Tobias Lindholm's A Hijacking has a documentary look and feel, but it's a narrative fictional riff on one of the most durable topics of them all: pirates and their victims. The Danish-owned freighter MZ Rozen is crossing the Indian Ocean a few days away from its destination, Mumbai, when suddenly a fishing boat appears in its wake and the ship is captured by Somali pirates who demand an impossible number of million dollars in ransom. The owners back in Copenhagen balk at that, and so the sweaty, terrified crew is stuck on a drifting ship in tropical latitudes with AK-47s in their faces, while the company negotiates with the trigger-happy pirates.
In most mainstream movies like this there would be a hero and female love interest on board, and their ordeal would only strengthen their connection to each other, if they can somehow live through it. No such luck on the Rozen. The central figure in the all-male crew is Mikkel (actor Pilou Asbæk), the congenially scruffy cook, through whose eyes we witness just what happens when he and his mates are forced to never leave a cramped cabin for any reason for more than a week.

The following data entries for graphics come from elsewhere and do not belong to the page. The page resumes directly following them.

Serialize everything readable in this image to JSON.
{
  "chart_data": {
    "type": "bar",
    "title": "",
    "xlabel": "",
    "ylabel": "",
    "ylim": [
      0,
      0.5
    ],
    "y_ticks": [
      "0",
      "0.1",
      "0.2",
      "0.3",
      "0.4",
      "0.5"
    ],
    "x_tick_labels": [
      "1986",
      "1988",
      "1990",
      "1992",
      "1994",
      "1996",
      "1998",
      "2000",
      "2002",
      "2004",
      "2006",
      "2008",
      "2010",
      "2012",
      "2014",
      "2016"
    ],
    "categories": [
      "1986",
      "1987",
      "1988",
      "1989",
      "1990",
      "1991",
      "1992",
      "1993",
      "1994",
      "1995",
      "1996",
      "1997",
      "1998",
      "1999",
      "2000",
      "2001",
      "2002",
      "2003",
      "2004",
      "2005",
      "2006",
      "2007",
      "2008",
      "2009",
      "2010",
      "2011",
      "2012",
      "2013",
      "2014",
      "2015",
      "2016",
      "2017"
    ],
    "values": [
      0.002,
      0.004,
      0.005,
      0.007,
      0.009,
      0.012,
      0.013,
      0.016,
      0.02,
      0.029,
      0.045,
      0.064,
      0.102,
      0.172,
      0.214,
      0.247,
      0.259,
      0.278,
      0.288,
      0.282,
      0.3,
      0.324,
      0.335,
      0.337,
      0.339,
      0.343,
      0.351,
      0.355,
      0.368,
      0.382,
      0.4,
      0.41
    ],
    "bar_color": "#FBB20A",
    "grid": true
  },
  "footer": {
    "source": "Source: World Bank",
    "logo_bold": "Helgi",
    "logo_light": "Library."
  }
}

Meanwhile Ludvigsen the CEO (Søren Malling), from his office in faraway Denmark, maintains a hard line in the negotiations with the pirates' liaison, Omar (Abdihakin Asgar). Not very much of a story arc here, but the reality is palpable and the tension does not slacken. At one point Mikkel is obliged to slaughter some goats on the deck after the galley's meat supply runs out. One small complaint: We don't see exactly how it happens that a small boat of pirates can board and overpower a large cargo vessel. (Maybe it's because the Rozen has a crew of only seven men, apparently none of them armed.)
This is only the second directorial effort from Danish writer-director Lindholm, whose previous movie was the prison picture R in 2010. Let's hope we see more of his work in the same matter-of-fact, ultra-realistic, no-frills, no-bombast, no-heroes mode as A Hijacking. It's a radical departure from any thriller in stateside theaters now.